Quick Cucumber Kimchi
Preserved cooking illustration

Quick Cucumber Kimchi

Quick Cucumber Kimchi

Quick Cucumber Kimchi

INGREDIENTS

2 lbs cucumbers

2 tbsp sea salt 2 green onions 6 cloves garlic 2" piece fresh ginger, peeled and roughly chopped

1/4 cup kimchi chile aka gochugaru 1 tbsp fish sauce (optional)

1 tbsp raw sugar (optional) 1 tbsp dried or salted shrimp (optional)

Wash the cucumbers and trim and discard the ends.

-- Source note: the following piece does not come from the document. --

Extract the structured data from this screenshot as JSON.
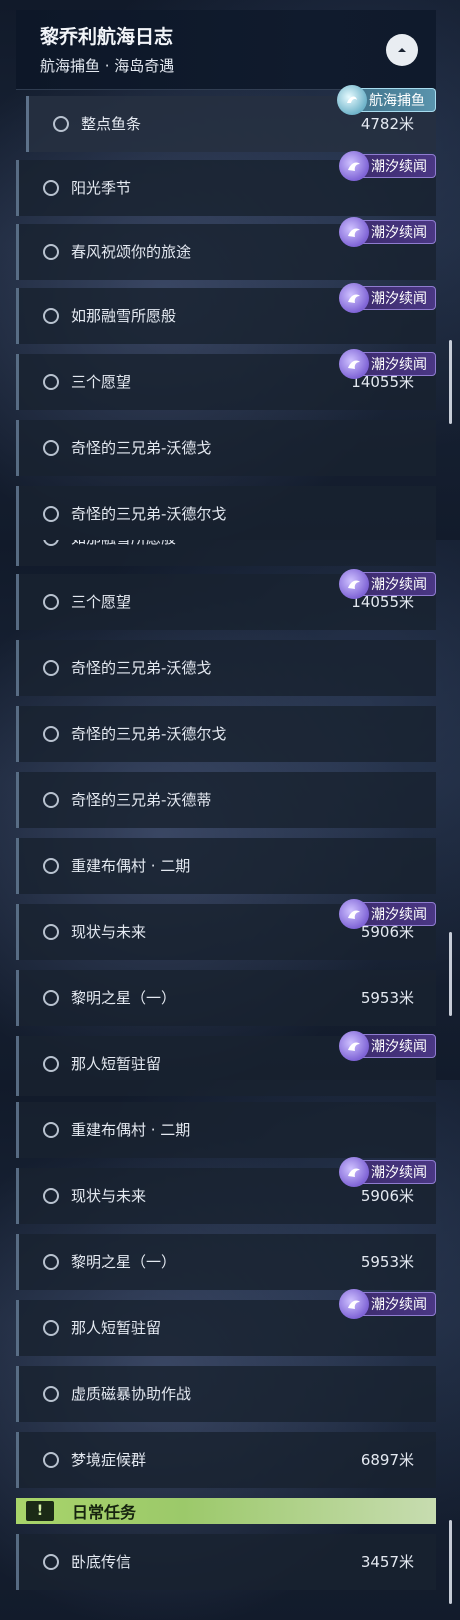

Cut the cucumbers into approximately 2- inch sections. Stand each piece upright on a work surface and cut an X shape halfway (1 inch) down into each piece, leaving the bottom inch intact. Stand the cukes up in a shallow dish and sprinkle the salt on their bottoms and tops and down into the X cut. Let them sit upright for 1 hour to leach out some of their juice. Meanwhile, prepare the filling. Slice the green onion into thin disks. Using a mortar and pestle or a food processor, combine the garlic, ginger, chile flakes, fish sauce, sugar, and dried shrimp. Puree into a paste. Once smooth, fold the onions into the paste.

Drain any liquid that has pooled in the bottom of the cucumber dish, and lightly pat the cucumbers dry with a paper towel or kitchen cloth. Stuff about 2 to 3 teaspoons of the filling into each cucumber, working to get as much into the center as possible, and mounding a dollop on top. These “pickles” could be eaten immediately, or they can be fermented for an additional 2-3 days at room temperature. Then refrigerate and enjoy within a week.

Photo by Haejung Kim

Please use these recipes and information as guidance for your home fermenting endeavors. This is not medical advice nor should it replace the advice of a health care professional. Fermented foods often have a sour but clean aroma and flavor. Never consume anything that smells or tastes unpleasant. Preserved does not take responsibility for your own success and/or failures in fermentation. We have made our best effort to share up-to-date and safe techniques. However, the risks of cooking and fermenting are inherent. You are responsible for the results of your efforts and the safety of your own food in your particular location and kitchen. Thank you for your interest in preserving a closer connection to your food.